Sur le rapport de Mme Collomp, conseillère, et l'avis de Mme Picot-Demarcq, avocate générale référendaire, après débats en l'audience publique du 9 décembre 2025 où étaient présentes Mme Champalaune, présidente, Mme Collomp, conseillère rapporteure, Mme Auroy, conseillère doyenne, et Mme Sara, greffière de chambre,
la première chambre civile de la Cour de cassation, composée de la présidente et des conseillères précitées, après en avoir délibéré conformément à la loi, a rendu le présent arrêt.
Faits et procédure
1. Le 25 septembre 2020, Mme [C] [O], née le 26 février 1957 à [Localité 3] (Gabon), a assigné le procureur de la République près le tribunal judiciaire de Paris pour voir déclarer qu'elle est de nationalité française par filiation paternelle, son père, [B] [O] [N], étant français pour être né en France d'un parent lui-même né en France.

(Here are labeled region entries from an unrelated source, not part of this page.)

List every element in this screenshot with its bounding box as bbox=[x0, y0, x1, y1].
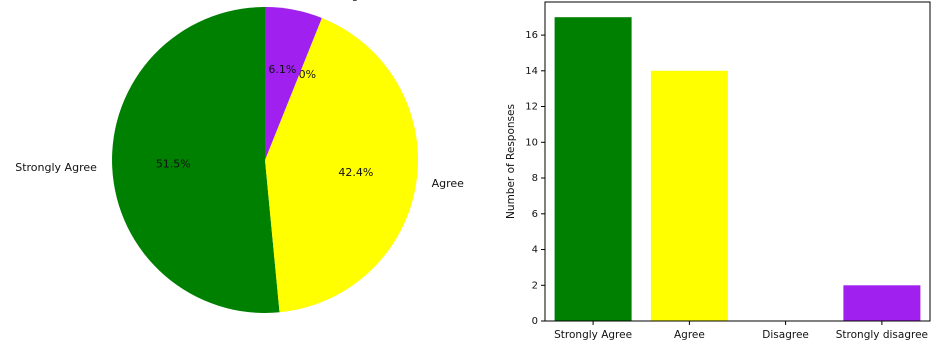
bar-agree bbox=[650, 70, 728, 321]
bar-plot-frame bbox=[544, 1, 931, 322]
x-tick-label-disagree: Disagree bbox=[762, 329, 809, 341]
x-tick-label-agree: Agree bbox=[674, 329, 705, 341]
y-tick-label: 6 bbox=[532, 209, 538, 220]
y-tick-label: 12 bbox=[525, 102, 538, 113]
pie-label-strongly-agree: Strongly Agree bbox=[15, 161, 97, 174]
pie-slice-strongly-agree bbox=[112, 7, 280, 313]
y-tick-label: 16 bbox=[525, 30, 538, 41]
y-tick-label: 14 bbox=[525, 66, 538, 77]
pie-label-agree: Agree bbox=[432, 177, 465, 190]
pie-percent-strongly-disagree: 6.1% bbox=[268, 63, 296, 76]
bar-strongly-agree bbox=[554, 17, 632, 321]
y-tick-label: 0 bbox=[532, 316, 538, 327]
y-tick-label: 10 bbox=[525, 137, 538, 148]
pie-label-disagree: Disagree bbox=[328, 0, 377, 2]
bar-chart: 0 2 4 6 8 10 12 14 16 Strongly Agree Agree Disagree… bbox=[505, 1, 931, 341]
pie-chart: Strongly Agree51.5%Agree42.4%Disagree0.0… bbox=[15, 0, 464, 313]
x-tick-label-strongly-agree: Strongly Agree bbox=[554, 329, 632, 341]
y-tick-label: 2 bbox=[532, 280, 538, 291]
x-tick-label-strongly-disagree: Strongly disagree bbox=[836, 329, 928, 341]
y-tick-label: 4 bbox=[532, 245, 538, 256]
pie-slice-strongly-disagree bbox=[265, 7, 322, 160]
y-axis-title: Number of Responses bbox=[505, 104, 517, 219]
bar-strongly-disagree bbox=[843, 285, 921, 321]
pie-slice-agree bbox=[265, 17, 419, 313]
pie-percent-agree: 42.4% bbox=[338, 166, 373, 179]
pie-percent-strongly-agree: 51.5% bbox=[156, 157, 191, 170]
y-tick-label: 8 bbox=[532, 173, 538, 184]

Énoncé de la question prioritaire de constitutionnalité
2. Par un jugement du 11 septembre 2025, le tribunal judiciaire de Paris a transmis une question prioritaire de constitutionnalité ainsi rédigée :
« L'article 311-25 du code civil, en ce qu'il ne permet pas d'établir la filiation paternelle à l'égard d'un enfant « naturel » par la désignation de celui-ci dans l'acte de naissance, alors que la filiation paternelle est établie par la désignation du mari de la mère dans l'acte de naissance d'un enfant « légitime » est-il conforme à la Constitution ? »
Examen de la question prioritaire de constitutionnalité
3. La question posée n'invoque pas une atteinte aux droits et libertés que la Constitution garantit.
4. La question prioritaire de constitutionnalité n'est donc pas recevable.
PAR CES MOTIFS, la Cour :
DÉCLARE IRRECEVABLE la question prioritaire de constitutionnalité ;
Ainsi fait et jugé par la Cour de cassation, première chambre civile, et prononcé publiquement le dix décembre deux mille vingt-cinq par mise à disposition de l'arrêt au greffe de la Cour, les parties ayant été préalablement avisées dans les conditions prévues au deuxième alinéa de l'article 450 du code de procédure civile.